Solange allerdings die vollständige umweltgerechte Verwertung im Sinne des § 15 Abs. 5a AWG 2002 nicht umgesetzt ist, besteht im Sinne des § 15 Abs. 5b AWG 2002 die Möglichkeit, den Abfallbesitzer durch einen Behandlungsauftrag gemäß § 73 Abs. 1 AWG 2002 zu einer ordnungsgemäßen Entsorgung der Abfälle zu verpflichten. Der Auftrag der belangten Behörde an die Bf, die am gegen­ständlichen Grundstück gelagerten Baurestmassen einem zur Sammlung oder Behandlung derartiger Abfälle Befugten zu übergeben, ist daher zu Recht ergangen und wird die Bf durch diesen nicht in subjektiven Rechten verletzt. Insofern war im Sinne der Entscheidung des Verwaltungsgerichtshofes der Bescheid  der belangten Behörde unter Setzung einer neuen Frist für die Durch­führung der aufgetragenen Maßnahmen und Ergänzung der Rechtsgrundlage zu bestätigen.

 

Es war somit wie im Spruch zu entscheiden.

III.        Unzulässigkeit der ordentlichen Revision:

 

Die ordentliche Revision ist unzulässig, da keine Rechtsfrage im Sinne des
Art. 133 Abs. 4 B-VG zu beurteilen war, der grundsätzliche Bedeutung zukommt. Weder weicht die gegenständliche Entscheidung von der bisherigen Recht­sprechung des Verwaltungsgerichtshofes ab, noch fehlt es an einer Recht­sprechung. Ebenfalls liegen keine sonstigen Hinweise auf eine grundsätzliche Bedeu­tung der zu lösenden Rechtsfrage vor.

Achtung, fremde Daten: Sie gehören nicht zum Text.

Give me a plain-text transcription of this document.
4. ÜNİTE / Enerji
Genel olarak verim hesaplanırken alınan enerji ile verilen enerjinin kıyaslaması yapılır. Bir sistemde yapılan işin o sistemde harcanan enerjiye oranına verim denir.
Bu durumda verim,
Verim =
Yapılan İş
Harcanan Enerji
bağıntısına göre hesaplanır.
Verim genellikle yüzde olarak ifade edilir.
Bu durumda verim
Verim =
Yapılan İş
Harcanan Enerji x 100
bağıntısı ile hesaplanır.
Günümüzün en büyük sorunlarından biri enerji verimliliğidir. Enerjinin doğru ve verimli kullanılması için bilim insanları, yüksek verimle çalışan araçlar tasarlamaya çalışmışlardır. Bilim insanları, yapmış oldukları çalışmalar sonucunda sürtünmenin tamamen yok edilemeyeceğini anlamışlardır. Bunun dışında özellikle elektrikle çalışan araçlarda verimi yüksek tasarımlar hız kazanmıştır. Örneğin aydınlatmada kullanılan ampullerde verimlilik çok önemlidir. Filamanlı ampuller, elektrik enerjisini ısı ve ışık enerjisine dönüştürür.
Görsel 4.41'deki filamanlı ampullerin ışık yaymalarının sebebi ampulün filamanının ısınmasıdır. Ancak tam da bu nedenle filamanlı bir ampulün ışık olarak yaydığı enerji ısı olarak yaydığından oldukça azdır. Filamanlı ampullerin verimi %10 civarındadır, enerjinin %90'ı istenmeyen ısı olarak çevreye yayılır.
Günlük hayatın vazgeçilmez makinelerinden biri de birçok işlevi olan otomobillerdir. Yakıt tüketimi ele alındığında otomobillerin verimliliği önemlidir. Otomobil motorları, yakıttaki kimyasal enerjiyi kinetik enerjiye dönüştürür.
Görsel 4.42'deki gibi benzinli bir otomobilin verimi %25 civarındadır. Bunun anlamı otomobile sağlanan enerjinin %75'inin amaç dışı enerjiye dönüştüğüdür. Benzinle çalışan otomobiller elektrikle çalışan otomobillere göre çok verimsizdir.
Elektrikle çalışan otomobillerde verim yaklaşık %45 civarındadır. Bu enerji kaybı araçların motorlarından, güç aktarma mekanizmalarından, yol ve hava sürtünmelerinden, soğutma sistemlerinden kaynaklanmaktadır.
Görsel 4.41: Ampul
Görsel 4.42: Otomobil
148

R e c h t s m i t t e l b e l e h r u n g

Gegen dieses Erkenntnis besteht innerhalb von sechs Wochen ab dem Tag der Zustellung die Möglichkeit der Erhebung einer Beschwerde beim Verfassungsge­richtshof und/oder einer außerordentlichen Revision beim Verwaltungsge­richtshof. Eine Beschwerde an den Verfassungsgerichtshof ist unmittelbar bei diesem einzubringen, eine Revision an den Verwaltungsgerichtshof beim Landes­verwaltungsgericht Oberösterreich. Die Abfassung und die Einbringung einer Beschwerde bzw. einer Revision müssen durch einen bevollmächtigten Rechtsan­walt bzw. eine bevollmächtigte Rechtsanwältin erfolgen. Für die Beschwerde bzw. Revision ist eine Eingabegebühr von je 240,- Euro zu entrichten.